In Barbra Streisand’s memoir, “My Name is Barbra,” the famed singer recalls the making of her arguably biggest hit record, “The Way We Were”:
…”the song that you know today is not quite the song I heard when Marvin [Hamlisch] first played it for me. That’s always an important moment for both the composer and the singer . . . and a bit nerve-racking. You want to like it. You want it to be good. All I knew at that point was that it was going to be called “The Way We Were.” Marvin sat down at the piano in my living room and began to play a gentle, repeating chord, and then the melody came in. My ears perked up. I loved it. That first line of the melody was sensational. But then it went downhill, literally. The notes under the second line (“misty watercolor memories”) were going down the scale, which felt too somber to me. And then I heard the bridge, which was beautiful, but the ending needed work.

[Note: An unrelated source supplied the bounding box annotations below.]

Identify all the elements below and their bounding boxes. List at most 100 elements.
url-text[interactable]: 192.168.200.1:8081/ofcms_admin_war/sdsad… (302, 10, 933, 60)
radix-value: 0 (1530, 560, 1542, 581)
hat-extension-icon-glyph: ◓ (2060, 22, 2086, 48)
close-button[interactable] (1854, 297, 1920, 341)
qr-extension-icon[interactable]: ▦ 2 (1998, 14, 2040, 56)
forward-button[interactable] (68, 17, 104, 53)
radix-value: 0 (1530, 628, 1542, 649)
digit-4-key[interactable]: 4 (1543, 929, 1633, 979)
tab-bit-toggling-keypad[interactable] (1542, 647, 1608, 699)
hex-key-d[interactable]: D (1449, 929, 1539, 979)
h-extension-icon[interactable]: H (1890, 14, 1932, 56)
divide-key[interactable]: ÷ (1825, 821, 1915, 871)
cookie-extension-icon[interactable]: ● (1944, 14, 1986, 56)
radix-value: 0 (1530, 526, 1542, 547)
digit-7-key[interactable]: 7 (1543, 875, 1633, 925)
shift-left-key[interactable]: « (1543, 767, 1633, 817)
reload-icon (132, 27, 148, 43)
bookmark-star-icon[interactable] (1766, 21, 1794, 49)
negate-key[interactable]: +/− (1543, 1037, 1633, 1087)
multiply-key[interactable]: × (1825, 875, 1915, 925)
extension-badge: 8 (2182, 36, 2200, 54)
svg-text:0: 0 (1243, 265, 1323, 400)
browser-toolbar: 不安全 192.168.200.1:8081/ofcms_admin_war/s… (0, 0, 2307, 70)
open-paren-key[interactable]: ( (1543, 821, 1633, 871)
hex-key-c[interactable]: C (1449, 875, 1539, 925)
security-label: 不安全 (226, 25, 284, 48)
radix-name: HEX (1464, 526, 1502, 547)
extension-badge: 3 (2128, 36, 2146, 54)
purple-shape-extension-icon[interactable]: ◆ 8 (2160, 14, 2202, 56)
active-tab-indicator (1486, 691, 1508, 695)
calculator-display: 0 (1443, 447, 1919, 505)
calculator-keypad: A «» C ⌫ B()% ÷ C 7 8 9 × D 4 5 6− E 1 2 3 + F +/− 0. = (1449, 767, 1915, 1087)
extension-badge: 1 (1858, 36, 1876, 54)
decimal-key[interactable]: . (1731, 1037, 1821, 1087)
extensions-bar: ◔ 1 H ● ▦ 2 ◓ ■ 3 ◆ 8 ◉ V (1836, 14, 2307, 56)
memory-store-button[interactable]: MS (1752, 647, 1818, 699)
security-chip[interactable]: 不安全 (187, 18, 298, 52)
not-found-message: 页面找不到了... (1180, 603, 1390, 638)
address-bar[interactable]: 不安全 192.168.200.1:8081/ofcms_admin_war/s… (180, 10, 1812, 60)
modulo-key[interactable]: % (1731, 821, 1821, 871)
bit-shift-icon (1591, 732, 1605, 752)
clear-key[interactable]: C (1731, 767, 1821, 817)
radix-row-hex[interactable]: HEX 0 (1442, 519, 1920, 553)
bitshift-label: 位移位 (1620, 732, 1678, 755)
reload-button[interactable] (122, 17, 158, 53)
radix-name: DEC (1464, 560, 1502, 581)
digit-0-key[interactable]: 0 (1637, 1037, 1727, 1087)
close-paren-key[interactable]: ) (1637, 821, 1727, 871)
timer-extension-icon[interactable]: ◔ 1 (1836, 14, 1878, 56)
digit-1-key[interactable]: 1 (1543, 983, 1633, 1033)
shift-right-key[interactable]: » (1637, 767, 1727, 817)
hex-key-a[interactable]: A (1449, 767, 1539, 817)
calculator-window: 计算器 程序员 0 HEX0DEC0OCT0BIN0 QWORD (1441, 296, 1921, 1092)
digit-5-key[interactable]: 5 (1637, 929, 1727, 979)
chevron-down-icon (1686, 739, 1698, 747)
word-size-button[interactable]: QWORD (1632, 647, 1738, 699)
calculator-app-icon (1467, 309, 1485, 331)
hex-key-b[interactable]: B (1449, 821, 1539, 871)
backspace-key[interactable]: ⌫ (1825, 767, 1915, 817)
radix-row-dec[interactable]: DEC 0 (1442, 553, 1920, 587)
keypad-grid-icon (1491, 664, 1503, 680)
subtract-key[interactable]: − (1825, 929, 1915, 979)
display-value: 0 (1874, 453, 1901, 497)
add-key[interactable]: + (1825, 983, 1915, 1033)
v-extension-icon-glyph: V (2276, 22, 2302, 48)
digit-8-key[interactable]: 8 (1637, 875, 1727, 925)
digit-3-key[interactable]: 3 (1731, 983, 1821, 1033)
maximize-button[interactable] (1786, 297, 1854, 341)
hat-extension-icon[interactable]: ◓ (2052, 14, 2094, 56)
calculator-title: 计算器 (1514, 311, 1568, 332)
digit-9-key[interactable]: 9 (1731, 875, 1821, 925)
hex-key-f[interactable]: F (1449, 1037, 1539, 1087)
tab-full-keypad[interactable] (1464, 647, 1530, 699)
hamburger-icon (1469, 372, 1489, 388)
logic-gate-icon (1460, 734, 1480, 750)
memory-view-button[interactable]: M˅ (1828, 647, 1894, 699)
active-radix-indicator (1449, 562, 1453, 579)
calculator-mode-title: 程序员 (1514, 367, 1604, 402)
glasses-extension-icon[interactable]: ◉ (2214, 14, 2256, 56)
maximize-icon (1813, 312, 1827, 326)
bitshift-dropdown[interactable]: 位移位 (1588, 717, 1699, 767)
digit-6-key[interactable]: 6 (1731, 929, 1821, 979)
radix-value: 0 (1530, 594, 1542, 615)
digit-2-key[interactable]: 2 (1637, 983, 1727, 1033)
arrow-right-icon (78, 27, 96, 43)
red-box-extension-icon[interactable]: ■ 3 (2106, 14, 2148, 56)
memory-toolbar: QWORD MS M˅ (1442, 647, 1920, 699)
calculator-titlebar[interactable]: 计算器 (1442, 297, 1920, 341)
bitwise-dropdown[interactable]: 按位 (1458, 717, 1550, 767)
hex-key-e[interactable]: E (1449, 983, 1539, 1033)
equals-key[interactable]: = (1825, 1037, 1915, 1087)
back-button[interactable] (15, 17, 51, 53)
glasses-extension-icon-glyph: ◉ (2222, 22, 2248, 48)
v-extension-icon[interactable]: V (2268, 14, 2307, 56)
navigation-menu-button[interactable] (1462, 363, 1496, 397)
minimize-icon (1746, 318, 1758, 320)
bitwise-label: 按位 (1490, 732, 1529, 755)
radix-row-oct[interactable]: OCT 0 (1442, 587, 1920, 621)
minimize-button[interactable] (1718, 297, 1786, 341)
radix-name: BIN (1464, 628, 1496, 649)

Streisand recalls how she and composer Marvin Hamlisch set about to work on the song, even changing a few words from lyricists Allan and Marilyn Bergman. (Some of this, she says, is in the DVD commentary about the movie.)
She adds:
“there was one last bit of improvisation . . . I found myself humming over the introductory bars. I do that often when I’m recording, to clear my voice and warm up. It usually gets cut from the track. But Sydney loved the hum and thought it was perfect for the title sequence, because he felt it eased the audience into the song . . . and the flashback . . . in a gentler, more organic way.”